Business customers – mostly large enterprises but not exclusively – are suffering from an impending storage crisis that can be partly solved by automation, according to the latest research from Forrester.
Rachel Dines, senior analyst at Forrester Research, was speaking to press on the eve of the annual Fujitsu Forum in Munich today. Dines said the market watcher's analysis only confirms that data processing needs coupled with similarly expanding business requirements are far exceeding what the storage technology can cope with.
"It is no surprise," Dines said. "And 25 per cent of business leaders said that the IT hampers what they are trying to do. That's not good."
The phenomenon is down to several reasons – not least that servers have got so much faster and the storage hardware is just too slow, she said.
Why do businesses need to be able to handle more data and information at greater speed?
Dines said her research crystallised five main areas of concern: a need to compete and maintain or develop competitive advantage based on a real fear that rivals will snap up their customers; rising employee and customer expectations of what can be achieved; the cost of downtime; accountability to shareholders; and globalisation.
Yet at the same time, her 2013 surveys have pinpointed that most businesses also want to free up more cash for innovation. European businesses indicated that they wished to spend only 41 per cent of their IT budget on maintenance and operations – down from 48 per cent in 2013.

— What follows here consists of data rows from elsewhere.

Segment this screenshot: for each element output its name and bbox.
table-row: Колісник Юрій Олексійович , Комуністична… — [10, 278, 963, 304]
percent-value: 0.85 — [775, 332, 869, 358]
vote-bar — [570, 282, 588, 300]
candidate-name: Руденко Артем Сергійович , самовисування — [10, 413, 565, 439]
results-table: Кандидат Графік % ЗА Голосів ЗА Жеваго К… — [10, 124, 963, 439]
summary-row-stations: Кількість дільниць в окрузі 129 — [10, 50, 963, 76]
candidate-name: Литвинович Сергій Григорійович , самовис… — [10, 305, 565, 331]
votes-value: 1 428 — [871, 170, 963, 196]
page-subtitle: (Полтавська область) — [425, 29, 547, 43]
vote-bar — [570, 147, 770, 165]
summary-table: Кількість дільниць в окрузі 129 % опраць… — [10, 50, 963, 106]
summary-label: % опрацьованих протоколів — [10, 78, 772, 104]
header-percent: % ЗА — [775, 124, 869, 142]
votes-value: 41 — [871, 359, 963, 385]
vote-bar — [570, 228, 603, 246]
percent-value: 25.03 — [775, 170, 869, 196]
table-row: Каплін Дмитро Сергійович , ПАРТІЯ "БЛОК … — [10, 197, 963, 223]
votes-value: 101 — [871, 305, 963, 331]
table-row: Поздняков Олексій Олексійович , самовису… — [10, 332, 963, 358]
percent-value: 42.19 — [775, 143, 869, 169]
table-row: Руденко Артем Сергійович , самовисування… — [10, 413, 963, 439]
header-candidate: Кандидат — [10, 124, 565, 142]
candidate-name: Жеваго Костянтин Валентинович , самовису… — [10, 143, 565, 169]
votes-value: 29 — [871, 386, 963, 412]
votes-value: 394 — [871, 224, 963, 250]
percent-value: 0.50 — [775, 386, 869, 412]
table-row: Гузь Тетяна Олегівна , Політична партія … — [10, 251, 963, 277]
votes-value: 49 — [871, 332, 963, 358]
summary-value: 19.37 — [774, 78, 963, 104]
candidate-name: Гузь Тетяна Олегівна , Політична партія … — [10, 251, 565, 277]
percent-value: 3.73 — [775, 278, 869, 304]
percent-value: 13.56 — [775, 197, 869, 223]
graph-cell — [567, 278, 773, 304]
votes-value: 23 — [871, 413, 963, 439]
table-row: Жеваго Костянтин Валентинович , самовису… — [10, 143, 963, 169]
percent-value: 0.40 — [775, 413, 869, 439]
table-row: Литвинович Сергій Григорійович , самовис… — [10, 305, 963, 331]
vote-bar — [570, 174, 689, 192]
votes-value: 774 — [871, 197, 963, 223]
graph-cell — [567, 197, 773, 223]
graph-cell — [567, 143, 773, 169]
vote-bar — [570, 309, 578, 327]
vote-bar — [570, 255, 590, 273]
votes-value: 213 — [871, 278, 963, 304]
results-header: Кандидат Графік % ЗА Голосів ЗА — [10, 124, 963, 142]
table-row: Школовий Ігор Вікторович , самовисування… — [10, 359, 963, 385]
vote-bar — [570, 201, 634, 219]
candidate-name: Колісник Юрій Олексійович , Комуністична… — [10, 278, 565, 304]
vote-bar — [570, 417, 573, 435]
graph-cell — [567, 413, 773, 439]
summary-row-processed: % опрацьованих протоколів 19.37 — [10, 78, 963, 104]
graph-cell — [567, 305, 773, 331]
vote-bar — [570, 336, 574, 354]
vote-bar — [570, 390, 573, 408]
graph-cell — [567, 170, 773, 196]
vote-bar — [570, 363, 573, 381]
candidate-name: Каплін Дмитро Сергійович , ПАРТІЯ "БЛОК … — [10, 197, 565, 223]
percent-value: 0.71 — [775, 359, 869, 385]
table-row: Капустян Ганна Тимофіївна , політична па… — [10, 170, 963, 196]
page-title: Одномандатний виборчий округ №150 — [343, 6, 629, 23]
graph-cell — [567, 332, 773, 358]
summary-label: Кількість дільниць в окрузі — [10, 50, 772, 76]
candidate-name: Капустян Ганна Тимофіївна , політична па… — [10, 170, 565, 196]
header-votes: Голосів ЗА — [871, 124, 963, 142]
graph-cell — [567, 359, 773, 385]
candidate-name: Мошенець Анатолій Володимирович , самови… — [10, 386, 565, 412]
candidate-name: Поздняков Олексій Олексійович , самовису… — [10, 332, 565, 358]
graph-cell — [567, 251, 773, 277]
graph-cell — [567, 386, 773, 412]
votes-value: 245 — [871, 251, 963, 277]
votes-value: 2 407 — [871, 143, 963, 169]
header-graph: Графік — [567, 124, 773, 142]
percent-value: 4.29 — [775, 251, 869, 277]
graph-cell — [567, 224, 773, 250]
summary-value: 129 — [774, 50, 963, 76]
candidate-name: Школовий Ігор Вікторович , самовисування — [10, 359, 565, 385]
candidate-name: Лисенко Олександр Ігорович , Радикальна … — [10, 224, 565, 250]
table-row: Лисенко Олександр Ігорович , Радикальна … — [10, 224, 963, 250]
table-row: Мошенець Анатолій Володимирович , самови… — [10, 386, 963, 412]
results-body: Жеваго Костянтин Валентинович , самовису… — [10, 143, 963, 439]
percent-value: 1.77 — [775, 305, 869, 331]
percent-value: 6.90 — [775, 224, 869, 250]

"This obviously plays into the big data revolution that we are seeing," Dines said. "But only one in three believes that IT is well aligned to business needs. And 25 per cent of business leaders say that IT hampers their success."
Dines concluded that automating more tasks, particularly when it comes to storage technology, can free up skills and other resources so customers can focus on innovation.
This should be applied across the board, and with a focus on order to cash, payroll and other critical business processes.
Frank Reichart, senior director of IT infrastructure solutions at Fujitsu, said the new Eternus DX Series, available in December, is incorporating a lot more automation, boosting the IOPS to one million at the higher end of the range.
"We have completely innovated the storage management software to do more innovation [for example]," Reichart said. "The message to customers is that you can do the same with a smaller system, or do more with the same system class."